Andrzej Seweryn, Director of Arnol Szyfman Teatr Polski in Warsaw, with support of three Warsaw university students, defended the thesis of the debate that “It is not worth dying for the Homeland”. On the other hand, Bogusław Chrabota, Editor in Chief of the Rzeczpospolita daily, supported by three “PAFF Leaders” Program alumni, namely Maria Dąbrowska-Majewska, Agata Otrębska and Leszek Gorgol, attempted to refute this thesis.

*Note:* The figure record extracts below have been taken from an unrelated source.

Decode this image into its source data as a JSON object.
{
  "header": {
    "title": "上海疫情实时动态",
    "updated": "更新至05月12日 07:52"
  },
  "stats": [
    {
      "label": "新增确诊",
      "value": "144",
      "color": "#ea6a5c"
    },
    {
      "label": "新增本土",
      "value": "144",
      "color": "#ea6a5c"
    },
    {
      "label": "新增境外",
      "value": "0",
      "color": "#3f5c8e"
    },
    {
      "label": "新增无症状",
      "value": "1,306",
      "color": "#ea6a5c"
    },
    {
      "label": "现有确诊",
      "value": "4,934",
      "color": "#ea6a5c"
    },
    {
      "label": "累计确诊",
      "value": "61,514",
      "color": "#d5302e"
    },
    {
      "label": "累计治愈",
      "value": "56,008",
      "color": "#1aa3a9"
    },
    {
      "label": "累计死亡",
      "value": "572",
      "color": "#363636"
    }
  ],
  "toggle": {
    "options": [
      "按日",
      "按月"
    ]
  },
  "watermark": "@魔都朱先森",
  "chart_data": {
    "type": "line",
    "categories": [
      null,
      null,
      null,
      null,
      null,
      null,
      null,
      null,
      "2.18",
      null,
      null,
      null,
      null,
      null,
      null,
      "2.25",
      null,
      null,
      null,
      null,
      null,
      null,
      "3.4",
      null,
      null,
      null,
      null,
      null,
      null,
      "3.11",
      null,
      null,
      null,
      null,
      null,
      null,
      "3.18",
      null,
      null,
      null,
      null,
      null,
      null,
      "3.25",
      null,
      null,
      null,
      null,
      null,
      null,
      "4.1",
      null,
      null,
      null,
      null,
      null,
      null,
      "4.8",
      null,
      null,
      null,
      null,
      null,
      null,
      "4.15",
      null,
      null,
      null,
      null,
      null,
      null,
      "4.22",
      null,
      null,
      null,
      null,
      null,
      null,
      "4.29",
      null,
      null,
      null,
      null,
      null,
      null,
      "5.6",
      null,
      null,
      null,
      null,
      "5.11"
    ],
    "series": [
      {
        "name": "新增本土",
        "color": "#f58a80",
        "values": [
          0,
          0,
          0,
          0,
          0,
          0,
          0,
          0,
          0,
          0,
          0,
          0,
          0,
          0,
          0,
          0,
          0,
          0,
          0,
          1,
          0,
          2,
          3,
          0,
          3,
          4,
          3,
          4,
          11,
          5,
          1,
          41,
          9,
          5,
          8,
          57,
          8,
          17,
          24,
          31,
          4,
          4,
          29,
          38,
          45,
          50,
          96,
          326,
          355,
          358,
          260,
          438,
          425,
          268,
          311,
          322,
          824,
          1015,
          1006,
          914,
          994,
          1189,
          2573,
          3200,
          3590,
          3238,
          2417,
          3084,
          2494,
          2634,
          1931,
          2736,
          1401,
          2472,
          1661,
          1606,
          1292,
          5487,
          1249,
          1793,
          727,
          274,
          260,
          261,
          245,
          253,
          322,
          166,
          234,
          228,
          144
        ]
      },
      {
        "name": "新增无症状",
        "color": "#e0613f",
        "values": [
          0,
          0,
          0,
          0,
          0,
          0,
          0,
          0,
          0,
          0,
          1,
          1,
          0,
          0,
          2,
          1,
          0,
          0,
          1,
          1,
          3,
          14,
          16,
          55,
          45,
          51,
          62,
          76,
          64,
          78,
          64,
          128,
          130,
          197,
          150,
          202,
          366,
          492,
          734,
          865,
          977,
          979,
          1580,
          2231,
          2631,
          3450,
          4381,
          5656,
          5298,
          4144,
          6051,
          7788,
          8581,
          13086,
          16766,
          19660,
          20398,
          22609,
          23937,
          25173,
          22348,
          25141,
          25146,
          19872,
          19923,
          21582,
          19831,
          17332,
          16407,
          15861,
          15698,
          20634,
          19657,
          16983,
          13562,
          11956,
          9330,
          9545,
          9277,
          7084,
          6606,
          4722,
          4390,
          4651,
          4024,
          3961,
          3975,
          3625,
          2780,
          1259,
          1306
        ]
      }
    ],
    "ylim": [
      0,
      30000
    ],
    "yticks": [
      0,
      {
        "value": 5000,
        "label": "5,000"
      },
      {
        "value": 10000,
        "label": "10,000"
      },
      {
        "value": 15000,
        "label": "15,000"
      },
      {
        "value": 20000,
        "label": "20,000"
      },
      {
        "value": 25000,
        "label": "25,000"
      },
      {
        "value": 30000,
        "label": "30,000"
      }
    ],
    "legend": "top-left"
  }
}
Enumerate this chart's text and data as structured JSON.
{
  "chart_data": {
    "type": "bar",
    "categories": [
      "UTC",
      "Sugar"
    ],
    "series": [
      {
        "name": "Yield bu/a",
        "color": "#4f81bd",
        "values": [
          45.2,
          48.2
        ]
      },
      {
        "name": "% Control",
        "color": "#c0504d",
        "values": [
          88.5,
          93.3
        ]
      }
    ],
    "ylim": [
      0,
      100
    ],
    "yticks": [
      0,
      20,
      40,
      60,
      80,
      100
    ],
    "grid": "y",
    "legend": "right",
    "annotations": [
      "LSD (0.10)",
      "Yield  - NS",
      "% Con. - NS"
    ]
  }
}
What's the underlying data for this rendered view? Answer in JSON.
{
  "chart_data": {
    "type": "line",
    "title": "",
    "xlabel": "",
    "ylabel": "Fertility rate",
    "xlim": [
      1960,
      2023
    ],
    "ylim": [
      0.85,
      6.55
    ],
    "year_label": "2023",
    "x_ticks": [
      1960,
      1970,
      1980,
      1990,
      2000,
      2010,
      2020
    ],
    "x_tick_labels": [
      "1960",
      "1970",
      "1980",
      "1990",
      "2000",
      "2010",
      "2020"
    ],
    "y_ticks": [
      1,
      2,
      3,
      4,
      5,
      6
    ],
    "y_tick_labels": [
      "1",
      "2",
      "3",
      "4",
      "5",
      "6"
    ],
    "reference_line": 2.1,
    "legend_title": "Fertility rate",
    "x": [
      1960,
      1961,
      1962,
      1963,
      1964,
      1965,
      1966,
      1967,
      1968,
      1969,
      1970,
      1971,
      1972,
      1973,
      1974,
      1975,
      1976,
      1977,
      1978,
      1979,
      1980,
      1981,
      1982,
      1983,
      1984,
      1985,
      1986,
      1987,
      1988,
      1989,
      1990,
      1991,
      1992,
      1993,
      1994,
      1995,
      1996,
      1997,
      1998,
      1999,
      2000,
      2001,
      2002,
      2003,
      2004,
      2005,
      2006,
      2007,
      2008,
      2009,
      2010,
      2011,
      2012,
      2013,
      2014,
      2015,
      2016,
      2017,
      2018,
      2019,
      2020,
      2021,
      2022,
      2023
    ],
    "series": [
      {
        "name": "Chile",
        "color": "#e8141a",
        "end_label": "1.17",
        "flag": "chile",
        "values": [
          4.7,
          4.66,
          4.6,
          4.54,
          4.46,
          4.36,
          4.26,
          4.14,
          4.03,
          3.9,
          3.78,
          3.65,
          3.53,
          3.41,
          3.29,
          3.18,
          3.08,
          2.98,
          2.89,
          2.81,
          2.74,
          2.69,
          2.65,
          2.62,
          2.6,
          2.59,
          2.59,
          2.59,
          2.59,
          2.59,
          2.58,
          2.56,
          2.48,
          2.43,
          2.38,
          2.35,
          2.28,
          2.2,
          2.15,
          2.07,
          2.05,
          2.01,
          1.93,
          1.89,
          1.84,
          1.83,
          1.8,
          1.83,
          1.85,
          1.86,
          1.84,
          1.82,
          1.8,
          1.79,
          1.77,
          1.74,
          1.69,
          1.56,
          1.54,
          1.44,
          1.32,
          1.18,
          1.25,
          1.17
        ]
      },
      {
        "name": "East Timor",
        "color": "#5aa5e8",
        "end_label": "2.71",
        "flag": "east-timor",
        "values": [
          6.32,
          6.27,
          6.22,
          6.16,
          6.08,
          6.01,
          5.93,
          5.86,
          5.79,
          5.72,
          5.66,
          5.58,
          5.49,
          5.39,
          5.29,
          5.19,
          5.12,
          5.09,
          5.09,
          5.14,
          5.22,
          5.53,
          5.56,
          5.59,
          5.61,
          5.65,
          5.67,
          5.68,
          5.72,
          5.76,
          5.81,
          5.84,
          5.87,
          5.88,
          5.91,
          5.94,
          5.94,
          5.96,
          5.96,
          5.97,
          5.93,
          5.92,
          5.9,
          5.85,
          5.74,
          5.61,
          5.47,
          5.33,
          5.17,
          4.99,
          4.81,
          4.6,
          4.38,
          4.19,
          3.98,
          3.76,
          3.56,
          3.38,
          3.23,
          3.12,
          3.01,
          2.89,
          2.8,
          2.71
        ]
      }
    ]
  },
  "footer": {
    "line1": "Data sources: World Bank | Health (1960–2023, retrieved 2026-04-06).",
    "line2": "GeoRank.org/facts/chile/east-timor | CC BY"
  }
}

“Not only death passes values. Values are passed through the language, the effort and the dialogue. They are passed through the process of national education because the process of forming the society is a more powerful weapon against the enemy who wants to annihilate us than a bullet, though it can be used not only against the enemy,” argued Andrzej Seweryn. “Death is an inseparable companion of a battle and you sometimes must fight for values greater than an individual human life,” countered him Bogusław Chrabota. The debate was actively participated by the audience, including representatives of the Act Locally Centers’ network and their charges – two groups of youth from Bytów and Baranów Sandomierski, as well as the Ukrainian scholarship holders of the Lane Kirkland Scholarship Program.
The debate was summed up by Prof. Zbigniew Pełczyński, President of the School for Leaders Association who more than twenty years ago initiated the Oxford-style debates in Poland and during the event at the Royal Castle sat in the Box of Thinkers. The audience, with the majority of votes, supported the thesis defended by Andrzej Seweryn and his team.
The meeting was organized in cooperation with the Center for Political Analysis at the University of Warsaw, British Alumni Society and the School for Leaders Association with the support of the network of Act Locally Centers which are taking part in the PAFF “Act Locally” program, with reference to celebrations of the 100th anniversary of Jan Nowak- Jeziorański’s birthday.